Gea si kecil yang manja menuntun ibunya ke meja makan sambil berceloteh. Melihat kebahagiaan putrinya, betapa senangnya dia karena ayahnya menemani seharuan penuh, membuat Irene mau tak mau mengenyahkan sakit hatinya. Kekecewaannya.
"Lho, Mama kok gak nyium pipi Papa, sih?" protes Gea ketika melihat Irene langsung duduk di kursinya tanpa menyapa suaminya seperti biasa. Tak ingin mengecewakan Gea yang masih mengawasi mereka dengan matanya yang bulat, Irene terpaksa menyapa suaminya.
"Malam, Mas."
"Malam, Sayang," kata Adam sambil meraih pinggul istrinya dengan lembut, memikat, dan Irene tahu apa arti kata sentuhan itu. Sentuhan seorang suami yang ingin menggauli istrinya. Tetapi begitu sampai di kamar, Irene lebih memilih tidur setelah mandi daripada harus melayani Adam.
"Masih marah padaku?" tanya Adam berusaha memegangi bahu istri yang memunggunginya, tetapi wanita itu diam saja. Sudah bertahun-tahun dia mengalah, bertahun-tahun dia memendam sakit hatinya, tetapi sampai saat-saat terakhir Adam masih saja memikirkan Karina. Namun, salahkah lelaki mencintai istri pertamanya meski mereka sedang di ambang perceraian? Salahkah Adam jika selama ini dia membagi cibta, hati, dan tubuhnya? Toh, sejak awal Irene tahu siapa Adam. Lantas, kenapa sekarang dia harus marah?

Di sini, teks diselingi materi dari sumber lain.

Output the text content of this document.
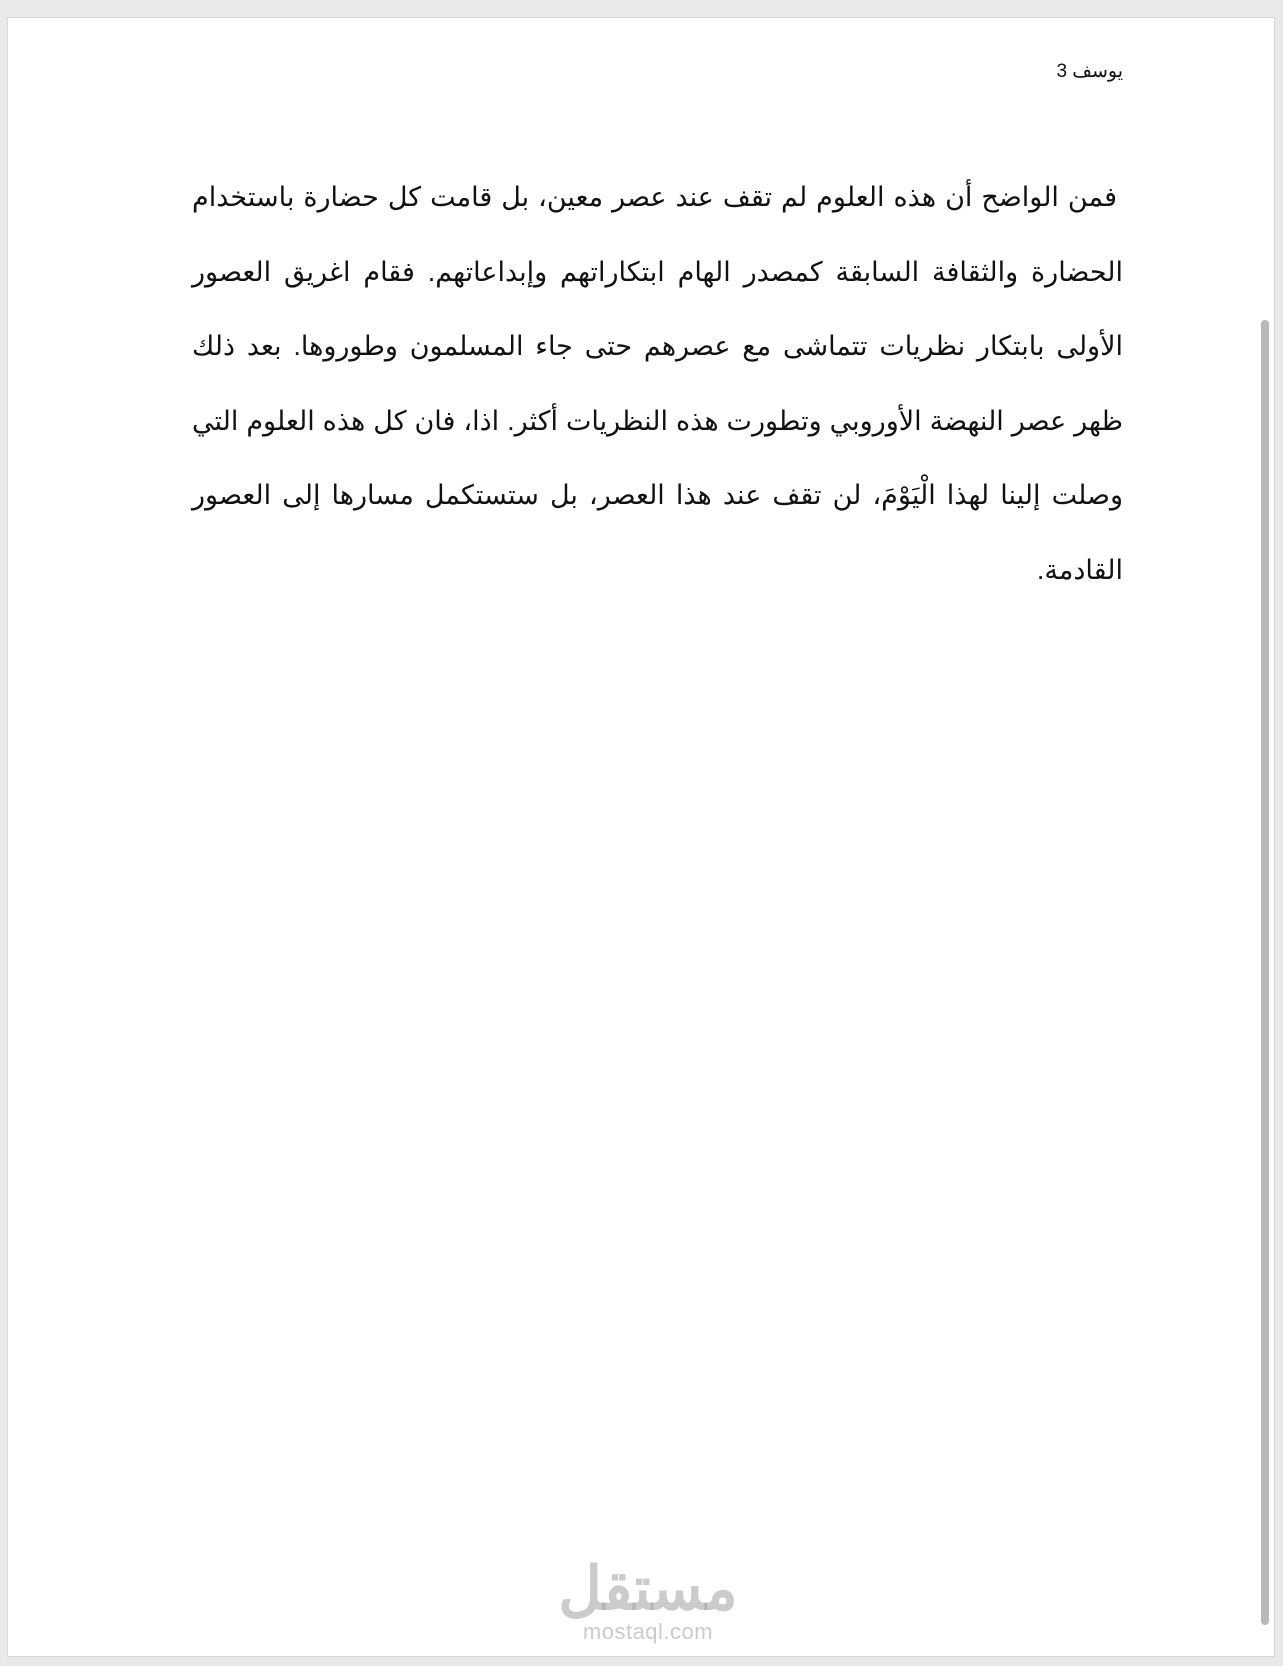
يوسف 3
فمن الواضح أن هذه العلوم لم تقف عند عصر معين، بل قامت كل حضارة باستخدام الحضارة والثقافة السابقة كمصدر الهام ابتكاراتهم وإبداعاتهم. فقام اغريق العصور الأولى بابتكار نظريات تتماشى مع عصرهم حتى جاء المسلمون وطوروها. بعد ذلك ظهر عصر النهضة الأوروبي وتطورت هذه النظريات أكثر. اذا، فان كل هذه العلوم التي وصلت إلينا لهذا الْيَوْمَ، لن تقف عند هذا العصر، بل ستستكمل مسارها إلى العصور القادمة.
مستقل
mostaql.com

"Salahkah jika aku marah pada suami yang memanggil wanita lain di depanku?"
"Dia juga istriku, Ir. Salah jika dalam keadaan mabuk aku memanggil namanya?"

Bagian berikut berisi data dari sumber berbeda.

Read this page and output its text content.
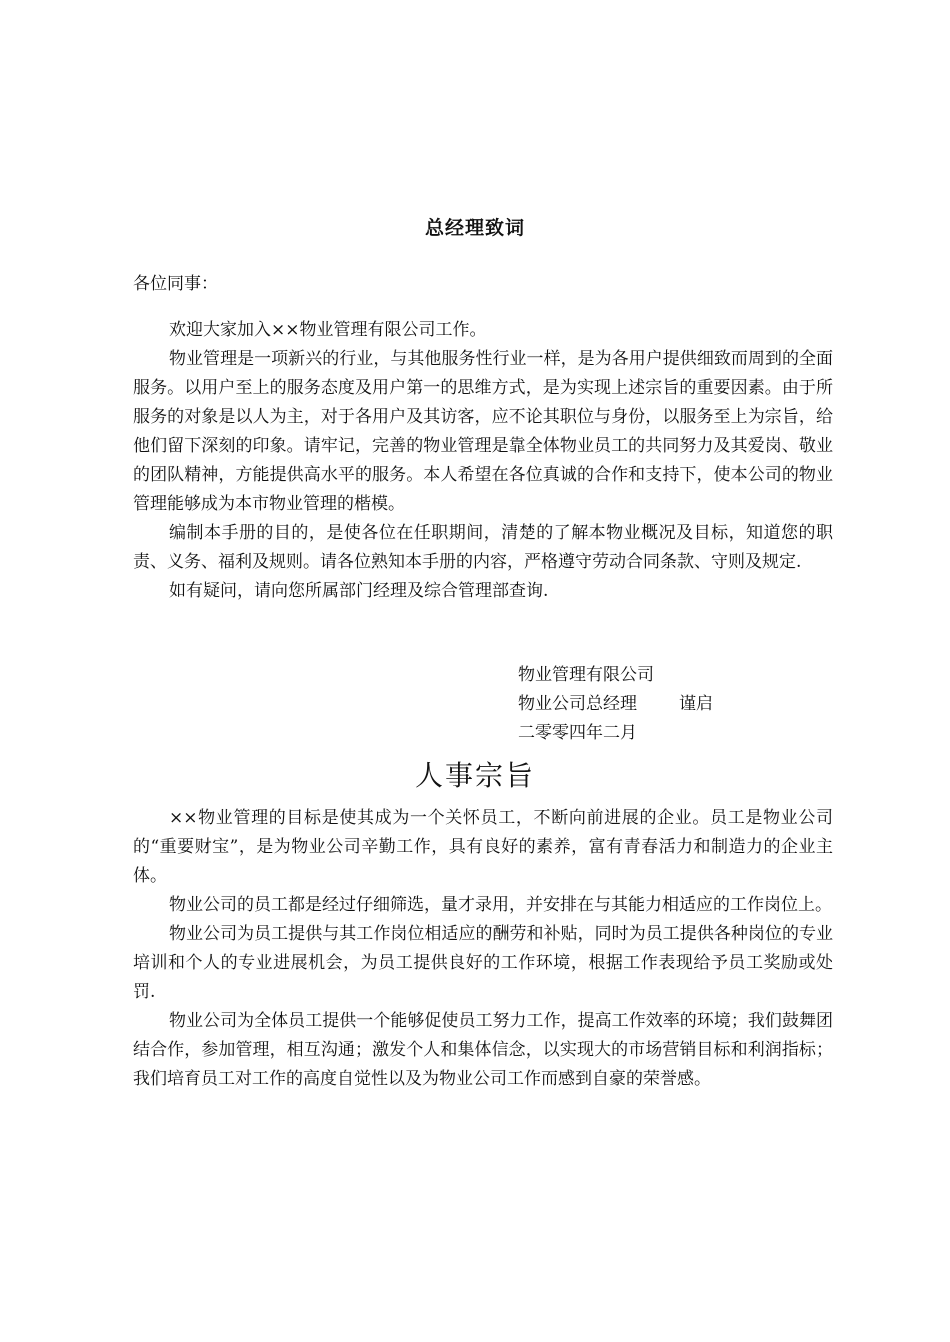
总经理致词
各位同事：

欢迎大家加入××物业管理有限公司工作。

物业管理是一项新兴的行业，与其他服务性行业一样，是为各用户提供细致而周到的全面服务。以用户至上的服务态度及用户第一的思维方式，是为实现上述宗旨的重要因素。由于所服务的对象是以人为主，对于各用户及其访客，应不论其职位与身份，以服务至上为宗旨，给他们留下深刻的印象。请牢记，完善的物业管理是靠全体物业员工的共同努力及其爱岗、敬业的团队精神，方能提供高水平的服务。本人希望在各位真诚的合作和支持下，使本公司的物业管理能够成为本市物业管理的楷模。

编制本手册的目的，是使各位在任职期间，清楚的了解本物业概况及目标，知道您的职责、义务、福利及规则。请各位熟知本手册的内容，严格遵守劳动合同条款、守则及规定.

如有疑问，请向您所属部门经理及综合管理部查询.

物业管理有限公司
物业公司总经理 谨启
二零零四年二月
人事宗旨

××物业管理的目标是使其成为一个关怀员工，不断向前进展的企业。员工是物业公司的“重要财宝”，是为物业公司辛勤工作，具有良好的素养，富有青春活力和制造力的企业主体。

物业公司的员工都是经过仔细筛选，量才录用，并安排在与其能力相适应的工作岗位上。

物业公司为员工提供与其工作岗位相适应的酬劳和补贴，同时为员工提供各种岗位的专业培训和个人的专业进展机会，为员工提供良好的工作环境，根据工作表现给予员工奖励或处罚.

物业公司为全体员工提供一个能够促使员工努力工作，提高工作效率的环境；我们鼓舞团结合作，参加管理，相互沟通；激发个人和集体信念，以实现大的市场营销目标和利润指标；我们培育员工对工作的高度自觉性以及为物业公司工作而感到自豪的荣誉感。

"Salah!" Suara Irene terdengar tawar dan dingin. Belum pernah Adam mendengar suara istrinya seperti itu. Biasanya suara Irene merdu mendayu. Manja minta diperhatikan. Namun, kini entah ke mana istri yang selama dikenalnya. Dan lebih salah lagi kamu menganggap aku dirinya. Kamu mabuk-mabukkan sampai sekarat demi dia! Tetapi kata-kata itu hanya dipendan di dalam dadanya. Dan sekarang seuntai pertanyaan menggelayut di kepalanya. Bukankah aku ingin membalas dendam? Kenapa justru aku yang terluka?
***
"Apa yang Anda inginkan, Pak Santoso?" tanya Irene sinis, dingin, dan melecehkan. Dilihatnya lelaki tua itu dengan amat hati-hati. Rambutnya sudah memutih, kulit keriput, dan dia nampak sangat tua melebihi umurnya. "Saya tidak pernah menyangka Anda akan datang menemui saya."
Santoso tidak berkata apa-apa. Diamatinya betul-betul Irene. Wanita itu terlihat seperti wanita eksekutif. Pakaian, riasan wajahnya, dan tatanan rambutnya nampak sempurna. Rapi. Lenggak lenggok tubuhnya pun memikat, ia tampak piawai membawa dirinya sebagai seorang pebisnis dan Santoso tak bisa jika tidak membandingkan Irene dengan Karina.
"Bapak senang kamu tumbuh menjadi perempuan tangguh, Ir. Ibumu juga pasti bangga."
Mata Irene menatap Santoso nyalang. Seperti seekor chittah yang sedang mengamati mangsanya. Dadanya bergemuruh oleh kemarahan, rahangnya mengatup erat. Berani-beraninya Santoso memanggilnya dirinya sebagai bapak? Hah! Benar-benar tak tahu malu!
"Ibu dan bapak saya sudah mati, bagaimana saya bisa tahu mereka bangga atau tidak?"
"Kamu berhak marah sama Bapak. Berhak membenci," katanya dengan nada yang lemah, khas seperti kakek-kakek seumurnya. "Tapi jangan benci Karin dan ibunya. Mereka tidak bersalah."
Hah! Muak rasanya mendengar ucapan lelaki tua itu! Datang jauh-jauh ke kantornya hanya ingin membela anak-istrinya. Sungguh suami yang baik! Tapi, baikkah namanya jika seorang suami menelantarkan anak-istrinya demi menikahi perempuan lain? Perempuan yang lebih kaya dan lebih cantik.